The trial of the officers, who were arrested by the PA following a public outcry, has been repeatedly delayed on various pretexts, including the failure of senior security officials and experts to appear for testimony.

The recurring postponements have raised fear among Banat’s family and human-rights activists that the PA is trying to bury the case and avoid a court ruling against the defendants.

A lawyer representing the Banat family on Tuesday said he did not believe the PA was serious about punishing the culprits.

 Palestinian security officers stand guard during a trial of security officers (not seen) over the death of Nizar Banat, a critic of President Mahmoud Abbas, in Ramallah in the Israeli-occupied West Bank September 14, 2021 (credit: REUTERS/ALI SAWAFTA) Palestinian security officers stand guard during a trial of security officers (not seen) over the death of Nizar Banat, a critic of President Mahmoud Abbas, in Ramallah in the Israeli-occupied West Bank September 14, 2021 (credit: REUTERS/ALI SAWAFTA)

“The defendants are security officers,” he said. “They acted on orders from senior Palestinian officials. That’s why the Palestinian leadership is trying to disrupt the court proceedings. It does not want the truth to come out.”

According to a political activist from Hebron, “The only way to achieve justice for Nizar Banat” was by having an international commission of inquiry investigate the murder.

The murder of Banat triggered protests by several human-rights and political activists, many of whom were arrested on charges of insulting the PA leadership, fomenting sectarian strife and holding illegal gatherings.

The case resurfaced recently after Qatar-owned Al Jazeera TV broadcast a documentary on the circumstances surrounding the arrest and death of Banat. Members of the slain activist’s family and human-rights advocates held the PA directly responsible for the “premeditated assassination.” They also expressed fear that the defendants would escape punishment.

On Monday, the Independent Commission for Human Rights and the Palestinian human-rights organization Al-Haq issued a joint fact-finding report regarding the case of Banat. Al-Haq and five other Palestinian civil society groups have been designated by Israel as terrorist organizations.

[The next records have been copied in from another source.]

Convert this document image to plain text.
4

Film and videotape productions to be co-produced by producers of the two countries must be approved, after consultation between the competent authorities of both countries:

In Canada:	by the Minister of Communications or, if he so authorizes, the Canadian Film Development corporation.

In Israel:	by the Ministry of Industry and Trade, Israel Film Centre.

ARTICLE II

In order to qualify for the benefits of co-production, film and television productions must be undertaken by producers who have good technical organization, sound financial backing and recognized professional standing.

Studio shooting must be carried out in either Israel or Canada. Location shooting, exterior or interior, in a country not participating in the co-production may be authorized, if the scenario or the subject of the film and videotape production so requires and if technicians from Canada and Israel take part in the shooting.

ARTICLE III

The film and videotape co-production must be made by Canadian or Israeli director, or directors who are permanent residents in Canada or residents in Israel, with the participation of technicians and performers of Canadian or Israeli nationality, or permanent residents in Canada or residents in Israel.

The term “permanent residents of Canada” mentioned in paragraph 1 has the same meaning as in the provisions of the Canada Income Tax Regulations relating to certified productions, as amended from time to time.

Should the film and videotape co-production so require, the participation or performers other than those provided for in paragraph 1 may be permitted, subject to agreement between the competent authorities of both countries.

The organizations found that the officers used “enormous and excessive force” against Banat during the raid on his house.

An autopsy performed by Palestinian medical examiners attributed the cause of the death to severe blows to many areas of the body, specifically the chest.

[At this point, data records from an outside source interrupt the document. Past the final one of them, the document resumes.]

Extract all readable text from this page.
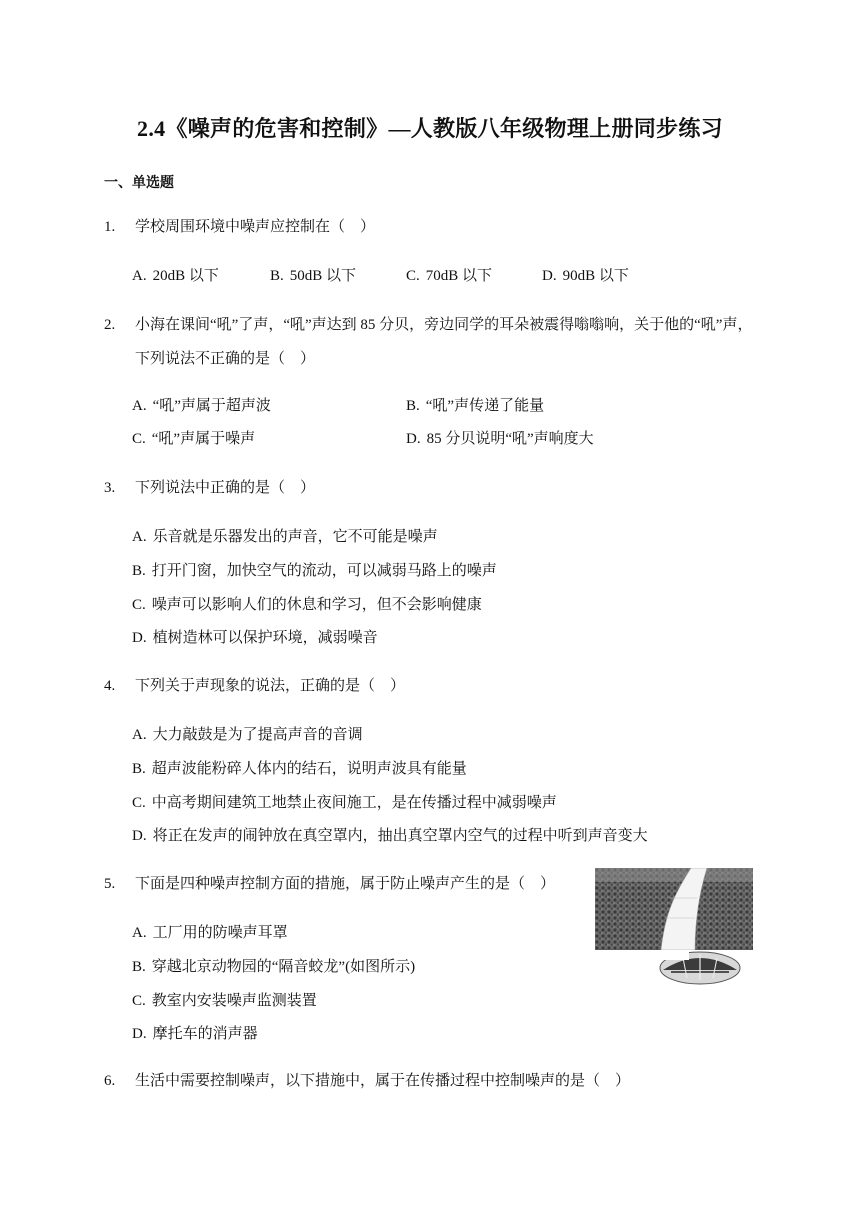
2.4《噪声的危害和控制》—人教版八年级物理上册同步练习
一、单选题
1. 学校周围环境中噪声应控制在（　）
A. 20dB 以下	B. 50dB 以下	C. 70dB 以下	D. 90dB 以下
2.	小海在课间“吼”了声，“吼”声达到 85 分贝，旁边同学的耳朵被震得嗡嗡响，关于他的“吼”声，下列说法不正确的是（　）
A. “吼”声属于超声波	B. “吼”声传递了能量
C. “吼”声属于噪声	D. 85 分贝说明“吼”声响度大
3. 下列说法中正确的是（　）
A. 乐音就是乐器发出的声音，它不可能是噪声
B. 打开门窗，加快空气的流动，可以减弱马路上的噪声
C. 噪声可以影响人们的休息和学习，但不会影响健康
D. 植树造林可以保护环境，减弱噪音
4. 下列关于声现象的说法，正确的是（　）
A. 大力敲鼓是为了提高声音的音调
B. 超声波能粉碎人体内的结石，说明声波具有能量
C. 中高考期间建筑工地禁止夜间施工，是在传播过程中减弱噪声
D. 将正在发声的闹钟放在真空罩内，抽出真空罩内空气的过程中听到声音变大
5. 下面是四种噪声控制方面的措施，属于防止噪声产生的是（　）
A. 工厂用的防噪声耳罩
B. 穿越北京动物园的“隔音蛟龙”(如图所示)
C. 教室内安装噪声监测装置
D. 摩托车的消声器
6. 生活中需要控制噪声，以下措施中，属于在传播过程中控制噪声的是（　）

Banat was subjected to a major campaign of incitement shortly before his death, the report said. The incitement came mostly from the ruling Fatah faction, headed by PA President Mahmoud Abbas, and some PA officials.

Additionally, unidentified gunmen carried out a shooting attack on Banat’s home weeks before the incident in which he was murdered. He also received death threats from various unknown parties and individuals. The threats intensified after Banat announced plans to run in the parliamentary election as part of a list called Freedom and Dignity.

The elections were supposed to take place last May, but they were called off by Abbas on the pretext that Israel did not allow the vote to take place in Jerusalem.

Weeks before his death, Banat was summoned for interrogation by the Palestinian security forces on charges of “slandering” the PA. According to the report, the PA considered Banat as one of the most dangerous fugitives, although he did not pose a threat to public order and did not carry weapons.

The officers used iron bars and other tools when they attacked Banat while he was asleep.

“The use of excessive force and the way Banat’s house was raided demonstrate the extent to which the members of the [security] forces were clearly affected by the incitement that preceded the arrest,” the report said.

In their report, the two organizations called on the PA to “fully acknowledge” its responsibility for the murder and issue an official apology to the family and friends of Banat.

The report demanded that the PA guarantee that such incidents do not recur in the future. It also demanded that the PA respect freedom of expression and the right to hold peaceful assemblies.